The intercom popped him out of a Cynthia daydream.
"You're at the half-way mark, Trident. How're you doing?"
"Fine," Nick said. "Can you still see us?"
"Yeah, but you're just a little blob of light down there now."
Halfway. They had ten thousand feet of cable up there. Almost a mile down and still no bottom. This was incredible. What could have caused a hole like this? Could it be natural? Something extra-terrestrial maybe? Say, that was a thought. It did seem like an artifact. What if—?
Buckley's voice drew him back to reality again.
"Can we get these lights any brighter?" he said to the intercom.
"They' re at max. What's the problem, Trident? "
"The wall's fading from view."
"You're out of sight now. Want to stop?"
Nick looked out his port. Black out there. The beams from the floodlights didn't seem to be going anywhere; the blackness swallowed their light within a few yards of the bulbs. The spots weren't doing much better—shafts of light poking a dozen or so feet into the darkness and then disappearing.
No, wait—ten feet into the darkness. No…
Nick swallowed hard. The darkness was edging in on the lights, overcoming, devouring the illumination.
"What's wrong with the lights?" Buckley said, his voice tremulous.
"I don't know," Nick said. His own voice didn't sound too steady either.
"They're losing power."
Nick didn't think so. It was the darkness out there. Something about it was overpowering the light, gobbling it up. Something thick and oily about it. The blackness seemed to move out there beyond the ports, almost seemed alive. Alive and hungry.
He shook himself. What kind of thinking was that?

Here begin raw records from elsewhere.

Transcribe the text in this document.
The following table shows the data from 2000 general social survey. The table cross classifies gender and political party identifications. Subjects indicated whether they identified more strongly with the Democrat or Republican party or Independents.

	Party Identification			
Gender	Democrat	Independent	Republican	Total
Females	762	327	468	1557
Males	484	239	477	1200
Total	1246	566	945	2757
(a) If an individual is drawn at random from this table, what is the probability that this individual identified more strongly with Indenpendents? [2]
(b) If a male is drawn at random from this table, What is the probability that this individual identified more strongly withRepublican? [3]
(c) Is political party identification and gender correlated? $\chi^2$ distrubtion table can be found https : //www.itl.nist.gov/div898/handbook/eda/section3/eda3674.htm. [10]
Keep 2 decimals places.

But this blackness was certainly unusual, and probably the reason the laser signal had never returned. He smiled. Bottomless indeed! This weird old hole was deeper than it had any right to be, but it wasn't bottomless.
"We need more power to the lights!" Buckley said to the intercom.
It was pure black out there now. The lights were gone.
"You got it all, Trident. If there's an electrical problem we'll bring you back up and try again tomorrow."
"Not till I get at least one reading off the laser," Nick said.
He started flipping switches on the laser controls and noticed that his hands were trembling. It was suddenly cold in here. He glanced at Buckley as he fastened a flash attachment to his camera.
"You cold?"
Buckley nodded. "Yeah, now that you mention it." His breath steamed in the air. "You get your reading, I'll try a couple of flash shots through the ports, then we'll get back upstairs."
"You've got a deal."
Nick suddenly wanted very much to be out of this hole and into the sunlight again. He adjusted the laser settings, triggered it, and waited for the readout. And waited.
Nothing.
Buckley tried a few flash photos out his port while Nick rechecked his settings. Everything looked fine.
"This is useless!" Buckley said, irritably snatching his camera away from the glass. "Like black bean soup out there!"
Nick glanced out his port. The blackness seemed to press against the outer glass, as if it wanted to get in.
Nick fired the laser again. And again nothing. Nothing was coming back. Damn! Maybe the laser wasn't getting through the blackness or maybe the hole was indeed bottomless. Right now he was too cold to care.
"That does it." Nick said. "I'm through. Let's get out of here.